I'm told some folk have used ISO transfer support, but when I last did
much work with the musb code, none of it was tested.


> > I don't see why not. Do you expect a problem with using it? You could
> > use MUSB in host or OTG mode and connect the camera to the MUSB port.
>
> Not quite, MUSB doesn't support the 'high bandwidth' flag, which most  
> usb webcams seem to use (even the puny 12mbit ones). Tested on the  
> MUSB port of my beagle and bf548.

Since "high bandwidth" is a mode restricted to 480 mbps hardware, I
think generic ISO transfer problems are more likely the issue than
anything related to isochronous video streams topping 8 MByte/second...
no 12mbit camera can possibly care about high bandwidth.

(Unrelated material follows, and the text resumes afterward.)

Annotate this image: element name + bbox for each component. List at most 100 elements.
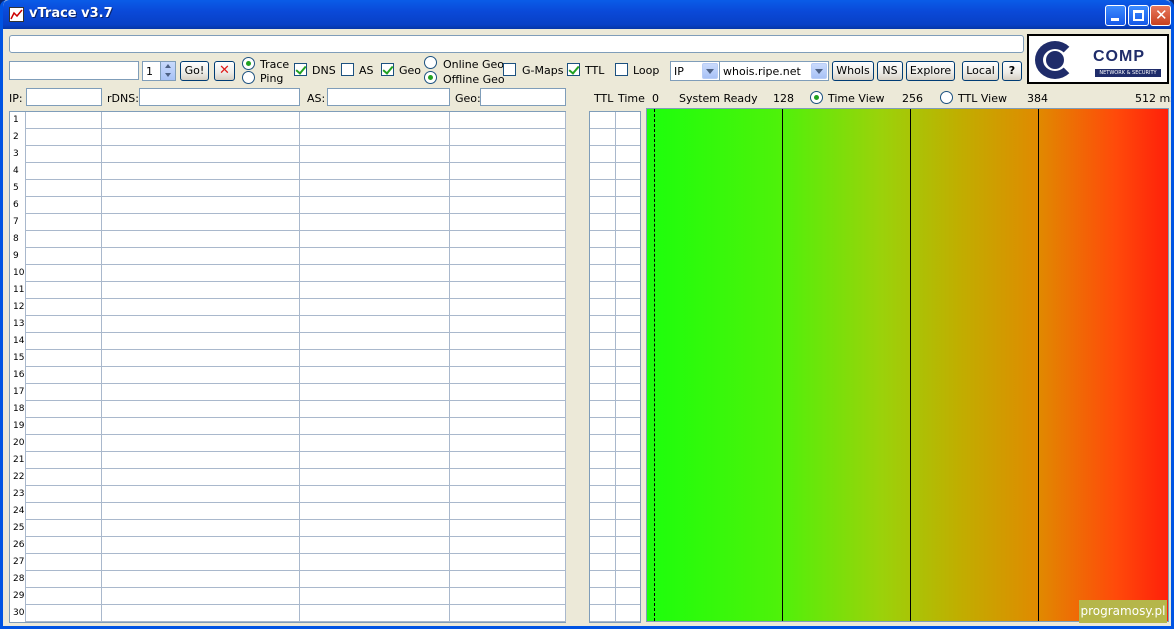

The integrated MUSB controllers (2430, OMAP3[45]xx) have hardware
support for "high bandwidth".  Technically, "high bandwidth" is when
you have a 480 Mbit/sec connection and it's issuing more than one
isochronous or interrupt packet per microframe (8 microframes/msec).
Those packet top out at 1 KByte each, ergo 8 MByte/second is the
most you can get without high bandwidth support.  Endpoints can issue
at most three such packets per microframe ... so, max 24 MByte/sec is
the most you can get *with* high bandwidth support.  (The USB 2.0
spec is self contradictory about whether you can have two streams
at that rate going concurrently.  One is clearly OK; two would exceed
the bandwidth reserved for periodic transfers, by around 3%.)


So ... first, someone should get ISO to work well.  Start with full
speed webcams, which can do one 1023 byte packet per millisecond.
I think you'll need to make sure double buffering works right, and
tweak the default FIFO allocations a bit.

Then go to high speed webcams, and make sure that same code can work
eight times faster (one 1024 byte packet every microframe, you get an
extra byte).  Then it's time to work on the high bandwidth stuff.